K., Berufsbildungsbereich: Ich glaube, die größte Herausforderung ist meist die Zeit beziehungsweise das Zeitmanagement. Oft sind Unterweisungen geplant und dann kommt doch irgendetwas dazwischen. Da hilft es, schon vorher alternative Termine in der Hinterhand zu haben. Wir unterweisen über ein Smartboard. Hier haben wir die Möglichkeit, zum Beispiel über YouTube, verschiedene Unterweisungsvideos von der BGW oder anderen Anbietern zu zeigen. Während der Videos wird immer wieder angehalten, um gewisse Dinge zu erläutern (…). Unsere Kollegin für Kulturtechniken wird für die Zukunft eigene Unterweisungsvideos via Stop-Motion erstellen. Dies natürlich zusammen mit unseren teilnehmenden Menschen mit Handicap.
An meine Grenzen komme ich beispielsweise, wenn Teilnehmende nicht in der Lage sind, sich zu äußern. So fällt es mir schwer zu messen, ob ein Verständnis für Gezeigtes vorhanden ist. Auch ein größerer Altersunterschied – bei Quereinsteigern mit erworbenem Handicap – kann zu Grenzerfahrungen führen (…). Ich hatte mir zwei Dinge notiert, die ich als sehr interessant und auch sehr passend für unseren Bereich empfunden habe. (…) Ich könnte mir eine Sitzecke zum Thema Arbeitsschutz sehr gut vorstellen. In dieser hat man dann die nötige Ruhe und Abstand zu den alltäglichen Dingen, um sich zu diesem Thema auszutauschen. Hatte mir während der Fortbildung vorgestellt, wie diese gestaltet werden kann. Zum Beispiel Fotocollagen mit den typischen Gebotszeichen, Warnhinweisen etc. an den Wänden. Hier könnten ja auch Spiele zum Thema Arbeitsschutz stattfinden. Als zweite Idee habe ich mir das Wort 'Rallye' ganz groß aufgeschrieben. Ich fand die Idee sehr ansprechend und könnte mir vorstellen, dass unsere Teilnehmenden daran großen Spaß haben werden.
H., Fachkraft für Arbeitssicherheit in einer WfbM: Meiner Erfahrung nach scheitert die Durchführung von Unterweisungen häufig, wenn Unterweisungsmaterial für die einzelnen Themenbereiche nicht in angepasster Form zu Verfügung steht. Soll heißen, die Kollegen und Kolleginnen wissen nicht genau, was zu vermitteln ist, sind unsicher und die Unterweisungen werden nicht in der geforderten Art und Häufigkeit durchgeführt. Eine nicht gelebte oder umgesetzte Arbeitsschutzorganisation durch die oberste Leitung könnte eine weitere Hürde darstellen.

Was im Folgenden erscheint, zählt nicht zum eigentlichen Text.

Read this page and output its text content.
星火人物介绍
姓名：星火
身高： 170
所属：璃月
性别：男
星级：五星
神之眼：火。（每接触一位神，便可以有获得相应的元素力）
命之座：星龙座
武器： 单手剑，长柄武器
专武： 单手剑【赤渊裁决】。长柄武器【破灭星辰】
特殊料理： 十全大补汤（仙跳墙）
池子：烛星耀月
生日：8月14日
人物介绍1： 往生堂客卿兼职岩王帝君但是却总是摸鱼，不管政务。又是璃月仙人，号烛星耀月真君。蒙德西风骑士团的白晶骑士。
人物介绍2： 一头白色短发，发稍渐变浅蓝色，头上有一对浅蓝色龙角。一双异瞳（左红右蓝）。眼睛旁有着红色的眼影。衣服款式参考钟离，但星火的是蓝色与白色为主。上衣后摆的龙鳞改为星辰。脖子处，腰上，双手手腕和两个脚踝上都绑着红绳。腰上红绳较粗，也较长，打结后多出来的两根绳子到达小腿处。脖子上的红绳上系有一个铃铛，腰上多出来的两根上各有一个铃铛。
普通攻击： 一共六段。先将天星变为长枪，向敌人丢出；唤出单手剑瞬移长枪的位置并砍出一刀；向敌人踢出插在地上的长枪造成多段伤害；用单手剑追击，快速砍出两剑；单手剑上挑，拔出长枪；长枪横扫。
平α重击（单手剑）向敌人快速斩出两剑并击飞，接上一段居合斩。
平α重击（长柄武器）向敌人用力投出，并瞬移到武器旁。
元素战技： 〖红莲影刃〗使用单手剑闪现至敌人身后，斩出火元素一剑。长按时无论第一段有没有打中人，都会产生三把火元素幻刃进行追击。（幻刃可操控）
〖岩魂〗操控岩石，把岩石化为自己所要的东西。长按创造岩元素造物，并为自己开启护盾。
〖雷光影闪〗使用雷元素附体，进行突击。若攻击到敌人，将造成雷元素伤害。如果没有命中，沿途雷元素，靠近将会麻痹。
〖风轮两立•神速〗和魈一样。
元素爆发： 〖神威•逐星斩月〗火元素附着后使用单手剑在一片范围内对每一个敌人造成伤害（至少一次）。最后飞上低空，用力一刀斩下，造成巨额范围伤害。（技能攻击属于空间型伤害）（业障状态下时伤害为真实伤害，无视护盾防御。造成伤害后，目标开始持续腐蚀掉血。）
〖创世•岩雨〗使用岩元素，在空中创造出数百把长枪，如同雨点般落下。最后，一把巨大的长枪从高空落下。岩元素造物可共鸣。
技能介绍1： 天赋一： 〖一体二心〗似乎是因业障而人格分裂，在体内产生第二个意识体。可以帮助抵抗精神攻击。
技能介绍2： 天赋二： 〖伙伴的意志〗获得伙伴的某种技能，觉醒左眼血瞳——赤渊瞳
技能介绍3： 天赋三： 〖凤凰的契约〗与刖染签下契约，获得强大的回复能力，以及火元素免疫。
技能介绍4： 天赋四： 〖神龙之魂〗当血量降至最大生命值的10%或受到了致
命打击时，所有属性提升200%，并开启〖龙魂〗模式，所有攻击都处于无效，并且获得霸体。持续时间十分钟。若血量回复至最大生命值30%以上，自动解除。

Unterweisungsmaterialien können ja unterschiedlich gestaltet sein. Bei uns in der Werkstatt haben wir uns dazu entschlossen, als grundsätzliche Form die klassische Betriebsanweisung als Unterweisungsmaterial zu nutzen, speziell natürlich für die gefahrbringenden Tätigkeiten, wie zum Beispiel Arbeiten an Kreissägen, Gabelstaplerbetrieb, Umgang mit dem Rasenmäher, aber auch für die vermeintlich ‚banalen‘ Geräte, Werkzeuge und Tätigkeiten. (…) Grundlage sind die von der BGW bereitgestellten Betriebsanweisungen in Leichter Sprache mit den bereitgestellten Piktogrammen. An dieser Stelle ein Lob von unserer Seite für die Erstellung. Bitte mehr davon! Voraussetzung für die sinnvolle Nutzung ist jedoch, dass diese Unterweisungsmaterialien auf die konkrete Tätigkeit in der Arbeitsgruppe angepasst sind.
Das sagt eine Dozentin: Ich finde es immer wieder bewundernswert, mit welchem Engagement die Unterweisenden in den Werkstätten ihre Unterweisungen gestalten. Viele kreative Ideen werden in den Workshops ausgetauscht, ausprobiert und weiterentwickelt. Wir begleiten und unterstützen die Teilnehmenden beim Erfahrungsaustausch und Kennenlernen der BGW-Materialien und machen Mut, auch mal etwas anders zu machen oder tatsächlich wegzulassen. Manchmal sind es nur Kleinigkeiten, die die Vorbereitung und Durchführung der Unterweisungen wesentlich erleichtern.